Let $n \in \mathbb N$ and $(x^k)$ a sequence in $\mathbb K^n$ with $x^k= (x_1^k,..., x_n^k$) and it is given that $|x_j^k-x_j^{k+1}|\le 2^{-k}$ for all $j= 1,...,n$ and all $k$.
I want to show that $x^k$ is a Cauchy sequence, however I am stuck. My idea is to use that if all subsequences of $x^k$ are Cauchy therefore $x^k$ must be Cauchy combined with the fact that you can $\forall_{j=1, \ldots, n}\left|z_{j}\right| \leq \underbrace{|z|}_{\sqrt{\left|z_{1}\right|^{2}+\cdots+\left|z_{n}\right|^{2}}} \leq\left|z_{1}\right|+\cdots+\left|z_{n}\right| .$.

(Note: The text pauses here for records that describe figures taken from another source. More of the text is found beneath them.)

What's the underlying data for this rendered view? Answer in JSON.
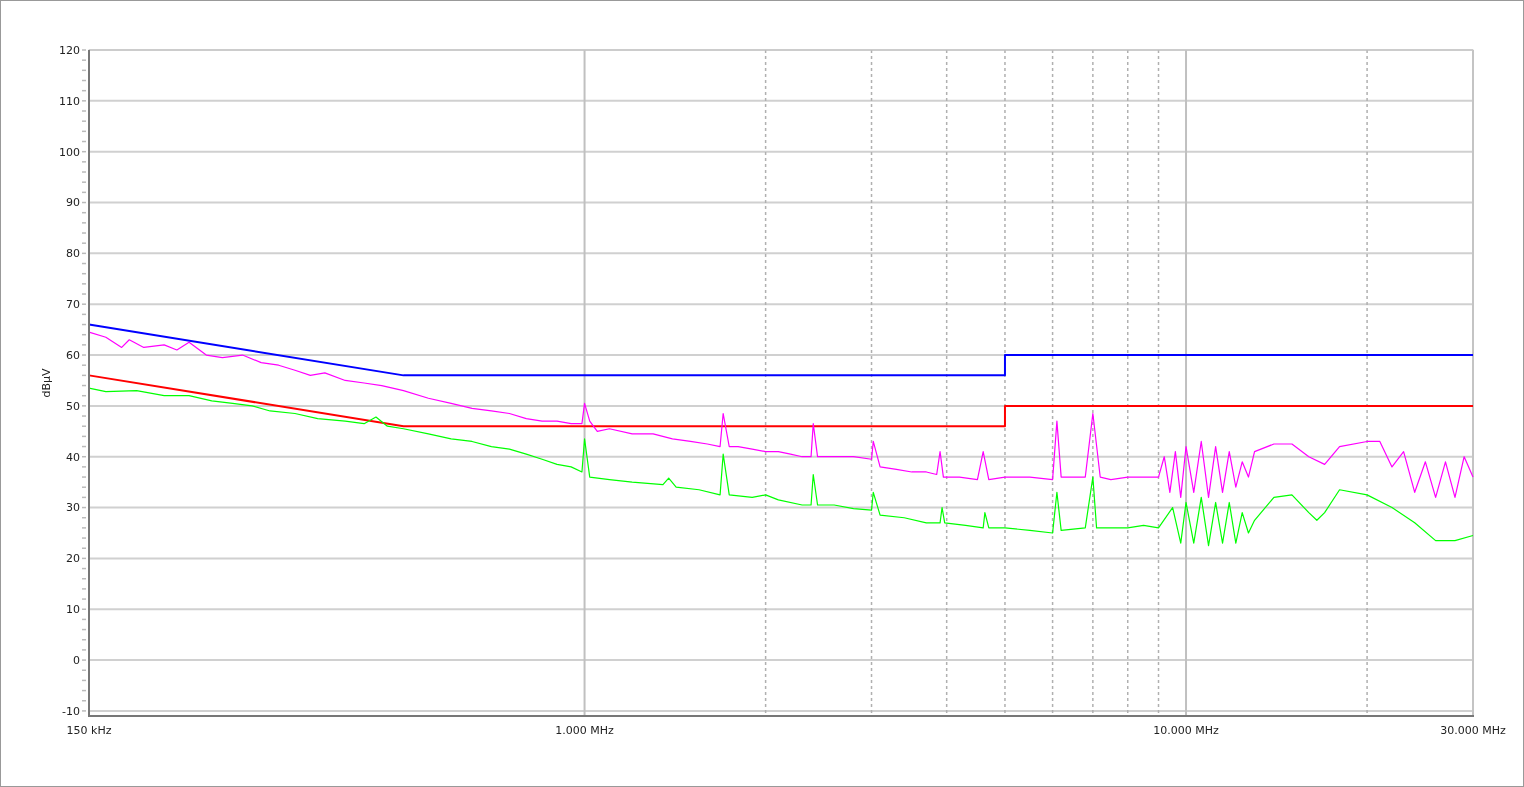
{
  "chart_data": {
    "type": "line",
    "ylabel": "dBµV",
    "log": "x",
    "grid": true,
    "line_style": "solid",
    "xlim": [
      150,
      30000
    ],
    "ylim": [
      -11,
      120
    ],
    "xticks": [
      {
        "value": 150,
        "label": "150 kHz"
      },
      {
        "value": 1000,
        "label": "1.000 MHz"
      },
      {
        "value": 2000,
        "label": null
      },
      {
        "value": 3000,
        "label": null
      },
      {
        "value": 4000,
        "label": null
      },
      {
        "value": 5000,
        "label": null
      },
      {
        "value": 6000,
        "label": null
      },
      {
        "value": 7000,
        "label": null
      },
      {
        "value": 8000,
        "label": null
      },
      {
        "value": 9000,
        "label": null
      },
      {
        "value": 10000,
        "label": "10.000 MHz"
      },
      {
        "value": 20000,
        "label": null
      },
      {
        "value": 30000,
        "label": "30.000 MHz"
      }
    ],
    "yticks": [
      -10,
      0,
      10,
      20,
      30,
      40,
      50,
      60,
      70,
      80,
      90,
      100,
      110,
      120
    ],
    "series": [
      {
        "color": "#0000ff",
        "x": [
          150,
          500,
          5000,
          5000,
          30000
        ],
        "values": [
          66,
          56,
          56,
          60,
          60
        ]
      },
      {
        "color": "#ff0000",
        "x": [
          150,
          500,
          5000,
          5000,
          30000
        ],
        "values": [
          56,
          46,
          46,
          50,
          50
        ]
      },
      {
        "color": "#ff00ff",
        "x": [
          150,
          160,
          170,
          175,
          185,
          200,
          210,
          220,
          235,
          250,
          270,
          290,
          310,
          330,
          350,
          370,
          400,
          430,
          460,
          500,
          550,
          600,
          650,
          700,
          750,
          800,
          850,
          900,
          950,
          990,
          1000,
          1020,
          1050,
          1100,
          1200,
          1300,
          1400,
          1500,
          1600,
          1680,
          1700,
          1740,
          1800,
          1900,
          2000,
          2100,
          2200,
          2300,
          2380,
          2400,
          2440,
          2600,
          2800,
          3000,
          3020,
          3100,
          3300,
          3500,
          3700,
          3850,
          3900,
          3950,
          4200,
          4500,
          4600,
          4700,
          5000,
          5500,
          6000,
          6100,
          6200,
          6800,
          7000,
          7200,
          7500,
          8000,
          8500,
          9000,
          9200,
          9400,
          9600,
          9800,
          10000,
          10300,
          10600,
          10900,
          11200,
          11500,
          11800,
          12100,
          12400,
          12700,
          13000,
          14000,
          15000,
          16000,
          17000,
          18000,
          20000,
          21000,
          22000,
          23000,
          24000,
          25000,
          26000,
          27000,
          28000,
          29000,
          30000
        ],
        "values": [
          64.5,
          63.5,
          61.5,
          63,
          61.5,
          62,
          61,
          62.5,
          60,
          59.5,
          60,
          58.5,
          58,
          57,
          56,
          56.5,
          55,
          54.5,
          54,
          53,
          51.5,
          50.5,
          49.5,
          49,
          48.5,
          47.5,
          47,
          47,
          46.5,
          46.5,
          50.5,
          47,
          45,
          45.5,
          44.5,
          44.5,
          43.5,
          43,
          42.5,
          42,
          48.5,
          42,
          42,
          41.5,
          41,
          41,
          40.5,
          40,
          40,
          46.5,
          40,
          40,
          40,
          39.5,
          43,
          38,
          37.5,
          37,
          37,
          36.5,
          41,
          36,
          36,
          35.5,
          41,
          35.5,
          36,
          36,
          35.5,
          47,
          36,
          36,
          48.5,
          36,
          35.5,
          36,
          36,
          36,
          40,
          33,
          41,
          32,
          42,
          33,
          43,
          32,
          42,
          33,
          41,
          34,
          39,
          36,
          41,
          42.5,
          42.5,
          40,
          38.5,
          42,
          43,
          43,
          38,
          41,
          33,
          39,
          32,
          39,
          32,
          40,
          36
        ]
      },
      {
        "color": "#00ff00",
        "x": [
          150,
          160,
          180,
          200,
          220,
          240,
          260,
          280,
          300,
          330,
          360,
          400,
          430,
          450,
          470,
          500,
          550,
          600,
          650,
          700,
          750,
          800,
          850,
          900,
          950,
          990,
          1000,
          1020,
          1100,
          1200,
          1350,
          1380,
          1420,
          1550,
          1680,
          1700,
          1740,
          1900,
          2000,
          2100,
          2300,
          2380,
          2400,
          2440,
          2600,
          2800,
          3000,
          3020,
          3100,
          3400,
          3700,
          3900,
          3930,
          3970,
          4300,
          4600,
          4630,
          4700,
          5000,
          5500,
          6000,
          6100,
          6200,
          6800,
          7000,
          7100,
          7500,
          8000,
          8500,
          9000,
          9500,
          9800,
          10000,
          10300,
          10600,
          10900,
          11200,
          11500,
          11800,
          12100,
          12400,
          12700,
          13000,
          14000,
          15000,
          16000,
          16500,
          17000,
          18000,
          20000,
          22000,
          24000,
          26000,
          28000,
          30000
        ],
        "values": [
          53.5,
          52.8,
          53,
          52,
          52,
          51,
          50.5,
          50,
          49,
          48.5,
          47.5,
          47,
          46.5,
          47.8,
          46,
          45.5,
          44.5,
          43.5,
          43,
          42,
          41.5,
          40.5,
          39.5,
          38.5,
          38,
          37,
          43.5,
          36,
          35.5,
          35,
          34.5,
          35.8,
          34,
          33.5,
          32.5,
          40.5,
          32.5,
          32,
          32.5,
          31.5,
          30.5,
          30.5,
          36.5,
          30.5,
          30.5,
          29.8,
          29.5,
          33,
          28.5,
          28,
          27,
          27,
          30,
          27,
          26.5,
          26,
          29,
          26,
          26,
          25.5,
          25,
          33,
          25.5,
          26,
          36,
          26,
          26,
          26,
          26.5,
          26,
          30,
          23,
          31,
          23,
          32,
          22.5,
          31,
          23,
          31,
          23,
          29,
          25,
          27.5,
          32,
          32.5,
          29,
          27.5,
          29,
          33.5,
          32.5,
          30,
          27,
          23.5,
          23.5,
          24.5
        ]
      }
    ]
  }
}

Notice that $$\|\mathbf{x}\|_\infty=\max_{1\leq j\leq n}|x_j|\leq\|\mathbf{x}\|_2=\sqrt{\sum^n_{j=1}|x_j|^2}\leq n\|\mathbf{x}\|_\infty$$ where $\mathbf{x}=(x_1,\ldots,x_n)$. So, it is enough to show that the sequence $\mathbf{x}^k$ is Cauchy in $(\mathbb{K}^d,\|\;\|_\infty)$. The conditions in the posting mean that $\|\mathbf{x}^{k+1}-\mathbf{x}^k\|_\infty\leq 2^{-k}$. So, for $m<k$ $$\begin{align} \|\mathbf{x}^k-\mathbf{x}^m\|_\infty&\leq\|\mathbf{x}^{k}-\mathbf{x}^{k-1}\|_\infty+\ldots+\|\mathbf{x}^{m+1}-\mathbf{x}^k\|_\infty\leq 2^{-(k-1)}+\ldots 2^{-m}\\ &\leq 2^{-m}(1+\ldots 2^{-(k-m+1)})\leq 1\cdot 2^{-m}\xrightarrow{m\rightarrow\infty}0 \end{align}$$
Thus, $\{\mathbf{x}^k:k\in\mathbb{N}\}$ is a Cauchy sequence.